If you’ve been curious about what’s going into the storefront at 1007 Church Avenue, right next door to the new Am Thai Bistro, you’re not alone. Many of you have been asking, and we’re happy to report that local moms Kari Browne and Lori Kranczer are preparing to open a cafe called Lark there in just a couple months. Today they’re sharing some background about the business and a few hints about what we can expect, and this weekend they’ll be out at the Church Avenue Street Fair to meet neighbors and spread the word.
Kari and Lori found each other through a couple of neighborhood listservs. They each independently considered the idea of opening a family-friendly space, and Lori’s friends from the Cortelyou Moms group pointed her to a posting Kari had made about it on the Flatbush Family Network.
“I got an overwhelmingly positive response from probably about 60 people who wrote back encouraging the idea and pledging their loyalty if a place like this were to open,” Kari said. “It was so humbling and exciting to know that so many others wanted what we wanted.”
Their goal is to create a space that offers something for parents, kids, and everyone in between. The space will be designed so that kids have their own space, and they hope to create programming and events for kids and adults. They’re working on a menu that will include Stumptown coffee, pastries, sandwiches, soups, and salads. And, something extra exciting, they’ll be scooping Brooklyn’s Blue Marble ice cream from a dipping cabinet, so you can finally satisfy your good ice cream fix in the neighborhood.
“Just because you have a family, it shouldn’t mean you can’t enjoy the food and atmosphere you did when you were single,” Lori said. “It will be designed to be comfortable for everyone.”
“We want it to be the kind of place that we’d enjoy,” Kari said. “Where you can hang out with your kids, your friends, and your neighbors. There will be different things going on to appeal to many different people.”
“It’s the type of place that we want to go to,” said Lori. “And we hope other people will want to, as well.”

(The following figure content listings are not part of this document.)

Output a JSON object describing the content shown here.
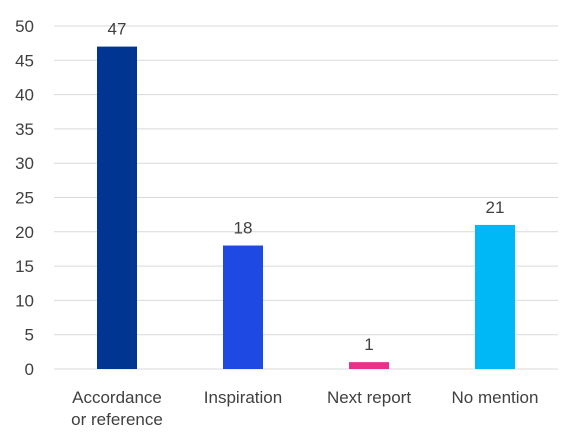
{
  "chart_data": {
    "type": "bar",
    "title": "",
    "xlabel": "",
    "ylabel": "",
    "categories": [
      [
        "Accordance",
        "or reference"
      ],
      [
        "Inspiration"
      ],
      [
        "Next report"
      ],
      [
        "No mention"
      ]
    ],
    "values": [
      47,
      18,
      1,
      21
    ],
    "colors": [
      "#003591",
      "#1e49e2",
      "#e7318a",
      "#00b8f5"
    ],
    "ylim": [
      0,
      50
    ],
    "yticks": [
      0,
      5,
      10,
      15,
      20,
      25,
      30,
      35,
      40,
      45,
      50
    ],
    "grid": true,
    "legend": "none",
    "data_labels": true
  }
}
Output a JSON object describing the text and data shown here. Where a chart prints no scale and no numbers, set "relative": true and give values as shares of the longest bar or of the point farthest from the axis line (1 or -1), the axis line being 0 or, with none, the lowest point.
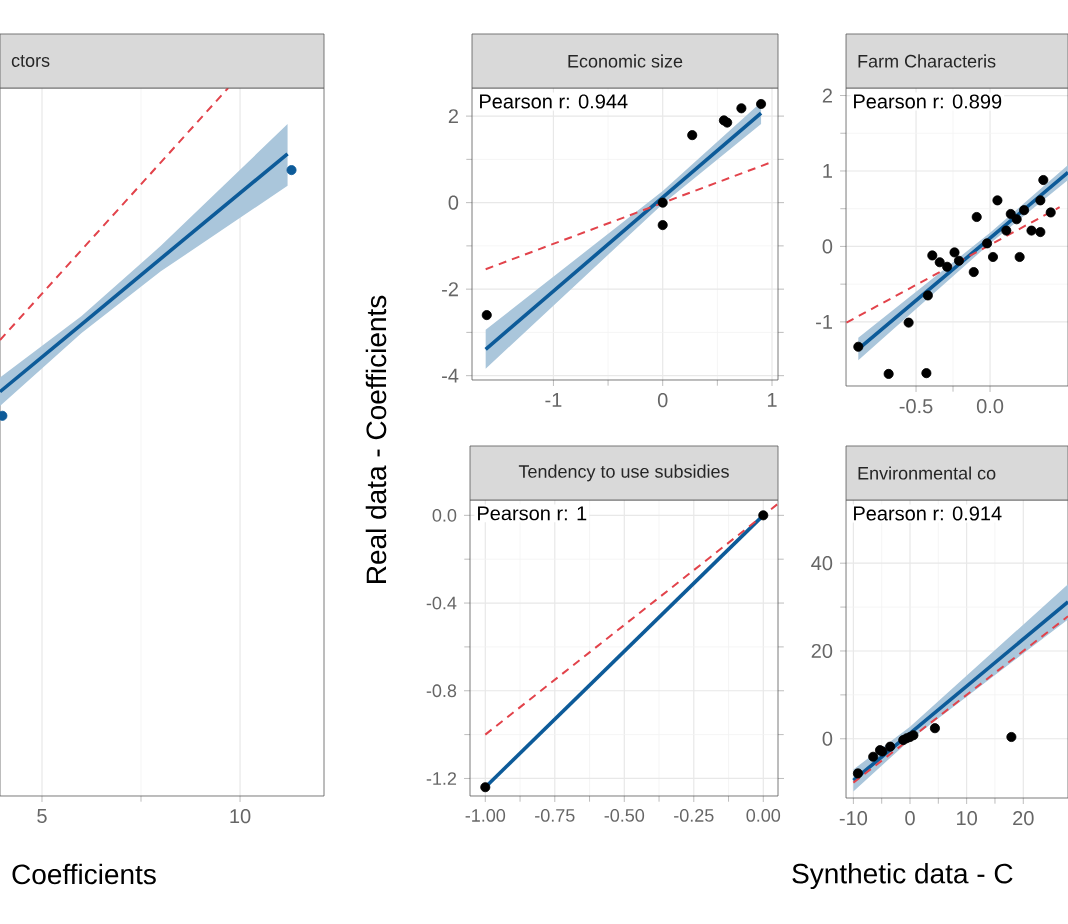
{
  "chart_data": [
    {
      "type": "scatter",
      "title": "ctors",
      "xlabel": "Coefficients",
      "relative": true,
      "grid": "x",
      "tick_labels": "x",
      "xlim": [
        3.94,
        12.12
      ],
      "xticks": [
        5,
        10
      ],
      "series": [
        {
          "marker": "circle",
          "color": "#0d5b99",
          "x": [
            4.0,
            11.3
          ],
          "values": [
            0.537,
            0.884
          ]
        },
        {
          "type": "line",
          "line_style": "solid",
          "color": "#0d5b99",
          "x": [
            3.94,
            6,
            8,
            11.2
          ],
          "values": [
            0.571,
            0.666,
            0.759,
            0.907
          ],
          "lower": [
            0.551,
            0.654,
            0.741,
            0.862
          ],
          "upper": [
            0.591,
            0.678,
            0.777,
            0.949
          ]
        },
        {
          "type": "line",
          "line_style": "dashed",
          "color": "#e2434b",
          "x": [
            3.94,
            9.7
          ],
          "values": [
            0.644,
            1.0
          ]
        }
      ]
    },
    {
      "type": "scatter",
      "title": "Economic size",
      "annotations": [
        "Pearson r: 0.944"
      ],
      "grid": true,
      "xlim": [
        -1.745,
        1.055
      ],
      "ylim": [
        -4.1,
        2.65
      ],
      "xticks": [
        -1,
        0,
        1
      ],
      "yticks": [
        -4,
        -2,
        0,
        2
      ],
      "series": [
        {
          "marker": "circle",
          "color": "#000000",
          "x": [
            -1.61,
            0.0,
            0.0,
            0.27,
            0.56,
            0.59,
            0.72,
            0.9
          ],
          "values": [
            -2.6,
            0.0,
            -0.52,
            1.56,
            1.9,
            1.85,
            2.18,
            2.28
          ]
        },
        {
          "type": "line",
          "line_style": "solid",
          "color": "#0d5b99",
          "x": [
            -1.62,
            0,
            0.9
          ],
          "values": [
            -3.39,
            0.12,
            2.07
          ],
          "lower": [
            -3.84,
            -0.03,
            1.82
          ],
          "upper": [
            -2.94,
            0.27,
            2.32
          ]
        },
        {
          "type": "line",
          "line_style": "dashed",
          "color": "#e2434b",
          "x": [
            -1.62,
            1.0
          ],
          "values": [
            -1.54,
            0.94
          ]
        }
      ]
    },
    {
      "type": "scatter",
      "title": "Farm Characteris",
      "annotations": [
        "Pearson r: 0.899"
      ],
      "grid": true,
      "xlim": [
        -0.973,
        0.527
      ],
      "ylim": [
        -1.85,
        2.1
      ],
      "xticks": [
        -0.5,
        {
          "value": 0,
          "label": "0.0"
        }
      ],
      "yticks": [
        -1,
        0,
        1,
        2
      ],
      "series": [
        {
          "marker": "circle",
          "color": "#000000",
          "x": [
            -0.89,
            -0.685,
            -0.43,
            -0.55,
            -0.42,
            -0.39,
            -0.34,
            -0.29,
            -0.24,
            -0.21,
            -0.11,
            -0.09,
            -0.02,
            0.02,
            0.05,
            0.11,
            0.14,
            0.18,
            0.2,
            0.23,
            0.28,
            0.34,
            0.34,
            0.36,
            0.41
          ],
          "values": [
            -1.33,
            -1.69,
            -1.68,
            -1.01,
            -0.65,
            -0.12,
            -0.21,
            -0.27,
            -0.08,
            -0.19,
            -0.34,
            0.39,
            0.04,
            -0.14,
            0.61,
            0.21,
            0.43,
            0.36,
            -0.14,
            0.48,
            0.21,
            0.19,
            0.61,
            0.88,
            0.45
          ]
        },
        {
          "type": "line",
          "line_style": "solid",
          "color": "#0d5b99",
          "x": [
            -0.89,
            0,
            0.527
          ],
          "values": [
            -1.36,
            0.11,
            0.98
          ],
          "lower": [
            -1.51,
            0.04,
            0.88
          ],
          "upper": [
            -1.21,
            0.18,
            1.08
          ]
        },
        {
          "type": "line",
          "line_style": "dashed",
          "color": "#e2434b",
          "x": [
            -0.97,
            0.47
          ],
          "values": [
            -1.01,
            0.52
          ]
        }
      ]
    },
    {
      "type": "scatter",
      "title": "Tendency to use subsidies",
      "ylabel": "Real data - Coefficients",
      "annotations": [
        "Pearson r: 1"
      ],
      "grid": true,
      "xlim": [
        -1.055,
        0.053
      ],
      "ylim": [
        -1.28,
        0.07
      ],
      "xticks": [
        {
          "value": -1.0,
          "label": "-1.00"
        },
        {
          "value": -0.75,
          "label": "-0.75"
        },
        {
          "value": -0.5,
          "label": "-0.50"
        },
        {
          "value": -0.25,
          "label": "-0.25"
        },
        {
          "value": 0,
          "label": "0.00"
        }
      ],
      "yticks": [
        -1.2,
        -0.8,
        -0.4,
        {
          "value": 0,
          "label": "0.0"
        }
      ],
      "series": [
        {
          "marker": "circle",
          "color": "#000000",
          "x": [
            -1.0,
            0.0
          ],
          "values": [
            -1.24,
            0.0
          ]
        },
        {
          "type": "line",
          "line_style": "solid",
          "color": "#0d5b99",
          "x": [
            -1.0,
            0.0
          ],
          "values": [
            -1.24,
            0.0
          ]
        },
        {
          "type": "line",
          "line_style": "dashed",
          "color": "#e2434b",
          "x": [
            -1.0,
            0.05
          ],
          "values": [
            -1.0,
            0.05
          ]
        }
      ]
    },
    {
      "type": "scatter",
      "title": "Environmental co",
      "xlabel": "Synthetic data - C",
      "annotations": [
        "Pearson r: 0.914"
      ],
      "grid": true,
      "xlim": [
        -11.3,
        27.9
      ],
      "ylim": [
        -13.5,
        54.4
      ],
      "xticks": [
        -10,
        0,
        10,
        20
      ],
      "yticks": [
        0,
        20,
        40
      ],
      "series": [
        {
          "marker": "circle",
          "color": "#000000",
          "x": [
            -9.2,
            -6.5,
            -5.3,
            -4.9,
            -3.5,
            -1.2,
            -0.6,
            0,
            0.6,
            4.4,
            17.9
          ],
          "values": [
            -7.9,
            -4.1,
            -2.6,
            -2.9,
            -1.8,
            -0.3,
            0.1,
            0.4,
            0.8,
            2.4,
            0.4
          ]
        },
        {
          "type": "line",
          "line_style": "solid",
          "color": "#0d5b99",
          "x": [
            -10,
            0,
            27.9
          ],
          "values": [
            -9.5,
            1.2,
            31.2
          ],
          "lower": [
            -12,
            -0.26,
            27.2
          ],
          "upper": [
            -7,
            2.74,
            35.2
          ]
        },
        {
          "type": "line",
          "line_style": "dashed",
          "color": "#e2434b",
          "x": [
            -10,
            27.9
          ],
          "values": [
            -10,
            27.9
          ]
        }
      ]
    }
  ]
}
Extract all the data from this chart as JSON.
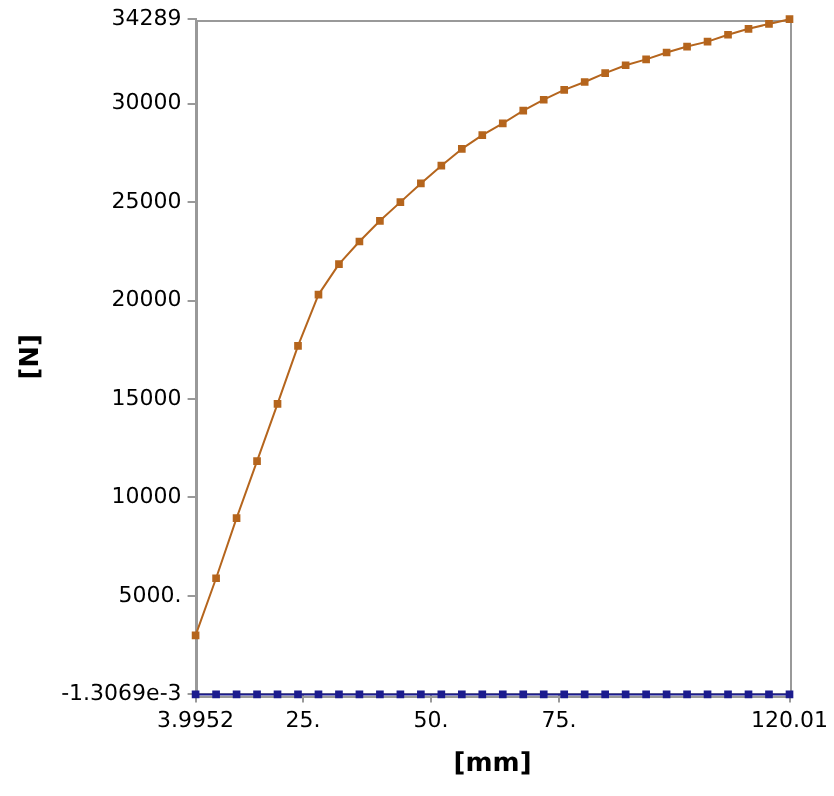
{
  "chart_data": {
    "type": "line",
    "xlabel": "[mm]",
    "ylabel": "[N]",
    "x": [
      3.9952,
      8,
      12,
      16,
      20,
      24,
      28,
      32,
      36,
      40,
      44,
      48,
      52,
      56,
      60,
      64,
      68,
      72,
      76,
      80,
      84,
      88,
      92,
      96,
      100,
      104,
      108,
      112,
      116,
      120.01
    ],
    "series": [
      {
        "color": "#b5651d",
        "values": [
          3000,
          5900,
          8950,
          11850,
          14750,
          17700,
          20300,
          21850,
          23000,
          24050,
          25000,
          25950,
          26850,
          27700,
          28400,
          29000,
          29650,
          30200,
          30700,
          31100,
          31550,
          31950,
          32250,
          32600,
          32900,
          33150,
          33500,
          33800,
          34050,
          34289
        ]
      },
      {
        "color": "#1c1c8e",
        "values": [
          0,
          0,
          0,
          0,
          0,
          0,
          0,
          0,
          0,
          0,
          0,
          0,
          0,
          0,
          0,
          0,
          0,
          0,
          0,
          0,
          0,
          0,
          0,
          0,
          0,
          0,
          0,
          0,
          0,
          0
        ]
      }
    ],
    "xlim": [
      3.9952,
      120.01
    ],
    "xticks": [
      3.9952,
      {
        "value": 25,
        "label": "25."
      },
      {
        "value": 50,
        "label": "50."
      },
      {
        "value": 75,
        "label": "75."
      },
      120.01
    ],
    "ylim": [
      -0.0013069,
      34289
    ],
    "yticks": [
      {
        "value": -0.0013069,
        "label": "-1.3069e-3"
      },
      {
        "value": 5000,
        "label": "5000."
      },
      10000,
      15000,
      20000,
      25000,
      30000,
      34289
    ],
    "grid": false,
    "legend": false,
    "marker": "square",
    "line_style": "solid"
  }
}
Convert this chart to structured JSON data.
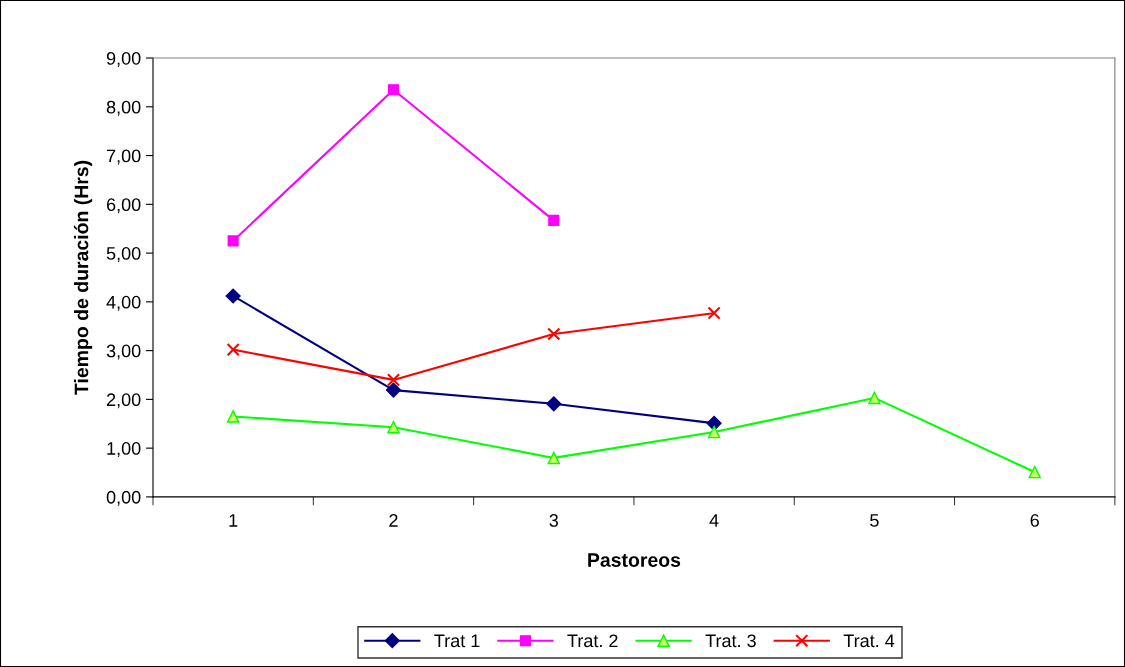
{
  "chart_data": {
    "type": "line",
    "xlabel": "Pastoreos",
    "ylabel": "Tiempo de duración (Hrs)",
    "categories": [
      "1",
      "2",
      "3",
      "4",
      "5",
      "6"
    ],
    "series": [
      {
        "name": "Trat 1",
        "color": "#000080",
        "marker": "diamond",
        "values": [
          4.12,
          2.19,
          1.91,
          1.51,
          null,
          null
        ]
      },
      {
        "name": "Trat. 2",
        "color": "#ff00ff",
        "marker": "square",
        "values": [
          5.25,
          8.35,
          5.67,
          null,
          null,
          null
        ]
      },
      {
        "name": "Trat. 3",
        "color": "#00ff00",
        "marker": "triangle",
        "values": [
          1.65,
          1.43,
          0.8,
          1.33,
          2.03,
          0.51
        ]
      },
      {
        "name": "Trat. 4",
        "color": "#ff0000",
        "marker": "cross",
        "values": [
          3.02,
          2.4,
          3.34,
          3.77,
          null,
          null
        ]
      }
    ],
    "ylim": [
      0,
      9
    ],
    "yticks": [
      {
        "value": 0,
        "label": "0,00"
      },
      {
        "value": 1,
        "label": "1,00"
      },
      {
        "value": 2,
        "label": "2,00"
      },
      {
        "value": 3,
        "label": "3,00"
      },
      {
        "value": 4,
        "label": "4,00"
      },
      {
        "value": 5,
        "label": "5,00"
      },
      {
        "value": 6,
        "label": "6,00"
      },
      {
        "value": 7,
        "label": "7,00"
      },
      {
        "value": 8,
        "label": "8,00"
      },
      {
        "value": 9,
        "label": "9,00"
      }
    ],
    "grid": false,
    "legend": "bottom"
  }
}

Because they wanted to create a place they weren’t finding in the area, they naturally looked at real estate close to home. They considered several locations around the neighborhood, but ultimately chose Church Avenue for many reasons. For one thing, it’s close to the Parade Ground, which hosts families throughout the year who could use a place to grab a bite to eat or hang out before or after a game. They say they also like the location because it can provide something for people who live near the borders of Kensington and Windsor Terrace, as well as for the all the residents from Prospect Park on south, who are looking for a comfortable space closer to them than Cortelyou.
“A lot of businesses might look to open where things are already happening, someplace like Cortelyou,” Kari said. “But we look at Church, and we can see the potential, and we know it’s worth taking the chance.”
As you know by now, that stretch of Church has been receiving a lot of attention lately, thanks to the efforts of the Church Avenue Business Improvement District to attract new businesses to the street. We’ve already seen one, Am Thai, open this year, and combined with the Uncover Church Avenue murals, it seems like Church is just beginning to grow.
“We started out simply trying to create a café space that we’d want to go to,” Lori said, “but it’s become a bit of a real estate revitalization project as well.”
“If you put good establishments there, people will be attracted to the area,” Kari said. “It may not be a very well-travelled street right now, but that’s because there aren’t many services there. It’s an untapped market. But it’s growing, and it will keep growing.”
“CAMBA and the BID have been very supportive of us from the very beginning,” said Kari, who has already been doing her part to support her new BID by serving as a member of the UCA Advisory Committee.
“There’s something special about this neighborhood,” she said. “The sense of community is so strong, between neighbors and between businesses. We’re looking forward to being a part of that as a business.”
Stay tuned for more details, but until then, Lori and Kari will be in front of Lark—a name they picked because it incorporates both of theirs, and because it brings in some of the imagery of our nearby park–handing out postcards and selling tote bags during the street fair this Sunday, April 29 from 12-6pm.
“We hope people will come by and say hi,” Kari said.